S
Sector Specialist
Mar 4, 2026 · bullish
Westlake Chemical (WLK) operates in the chemicals industry, manufacturing a range of products including polyethylene, styrene, and PVC resin. In the last 4 quarters, WLK has reported revenue of $10.4B, $11.8B, $11.2B, and $12.1B, with corresponding net income of $1.2B, $2.0B, $1.8B, and $2.1B. WLK's consistent ability to maintain net margins around 11-13% over the past year, despite inflationary pressures, indicates the company has significant pricing power and can effectively pass cost increases to customers. WLK's return on invested capital (ROIC) has averaged 15.7% over the last 4 quarters, suggesting the company is generating strong returns on its capital deployment. WLK's combination of high and stable margins, solid ROIC, and favorable industry supply/demand dynamics position the company well to continue expanding profitability through further pricing actions and operational optimization.
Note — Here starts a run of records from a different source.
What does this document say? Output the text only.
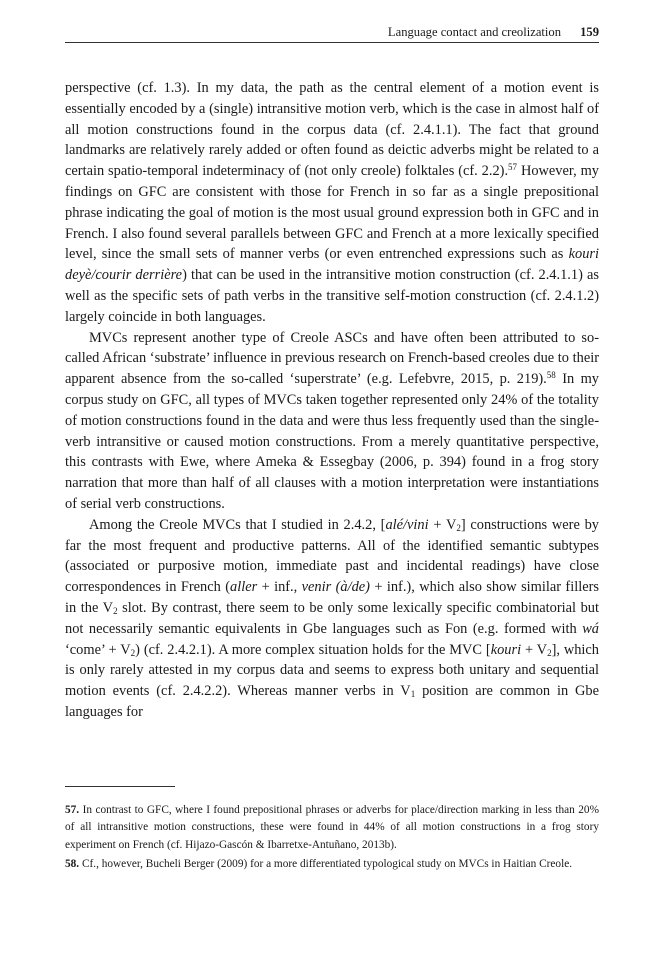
Language contact and creolization 159

perspective (cf. 1.3). In my data, the path as the central element of a motion event is essentially encoded by a (single) intransitive motion verb, which is the case in almost half of all motion constructions found in the corpus data (cf. 2.4.1.1). The fact that ground landmarks are relatively rarely added or often found as deictic adverbs might be related to a certain spatio-temporal indeterminacy of (not only creole) folktales (cf. 2.2).$^{57}$ However, my findings on GFC are consistent with those for French in so far as a single prepositional phrase indicating the goal of motion is the most usual ground expression both in GFC and in French. I also found several parallels between GFC and French at a more lexically specified level, since the small sets of manner verbs (or even entrenched expressions such as kouri deyè/courir derrière) that can be used in the intransitive motion construction (cf. 2.4.1.1) as well as the specific sets of path verbs in the transitive self-motion construction (cf. 2.4.1.2) largely coincide in both languages.

MVCs represent another type of Creole ASCs and have often been attributed to so-called African ‘substrate’ influence in previous research on French-based creoles due to their apparent absence from the so-called ‘superstrate’ (e.g. Lefebvre, 2015, p. 219).$^{58}$ In my corpus study on GFC, all types of MVCs taken together represented only 24% of the totality of motion constructions found in the data and were thus less frequently used than the single-verb intransitive or caused motion constructions. From a merely quantitative perspective, this contrasts with Ewe, where Ameka & Essegbay (2006, p. 394) found in a frog story narration that more than half of all clauses with a motion interpretation were instantiations of serial verb constructions.

Among the Creole MVCs that I studied in 2.4.2, [alé/vini + $V_2$] constructions were by far the most frequent and productive patterns. All of the identified semantic subtypes (associated or purposive motion, immediate past and incidental readings) have close correspondences in French (aller + inf., venir (à/de) + inf.), which also show similar fillers in the $V_2$ slot. By contrast, there seem to be only some lexically specific combinatorial but not necessarily semantic equivalents in Gbe languages such as Fon (e.g. formed with wá ‘come’ + $V_2$) (cf. 2.4.2.1). A more complex situation holds for the MVC [kouri + $V_2$], which is only rarely attested in my corpus data and seems to express both unitary and sequential motion events (cf. 2.4.2.2). Whereas manner verbs in $V_1$ position are common in Gbe languages for

57. In contrast to GFC, where I found prepositional phrases or adverbs for place/direction marking in less than 20% of all intransitive motion constructions, these were found in 44% of all motion constructions in a frog story experiment on French (cf. Hijazo-Gascón & Ibarretxe-Antuñano, 2013b).

58. Cf., however, Bucheli Berger (2009) for a more differentiated typological study on MVCs in Haitian Creole.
Given WLK's demonstrated pricing power, I expect the company to continue expanding its net margins by at least 100 basis points over the next 6 months, driven by its ability to pass through costs and benefit from strong demand in its key end markets. This margin expansion, coupled with revenue growth, should drive 15-20% EPS growth during that time period. Based on WLK's fundamental quality, pricing flexibility, and positive industry outlook, I believe the stock is attractively valued and warrants a buy rating with a 12-month price target of $145, implying 20% upside from the current price of $121.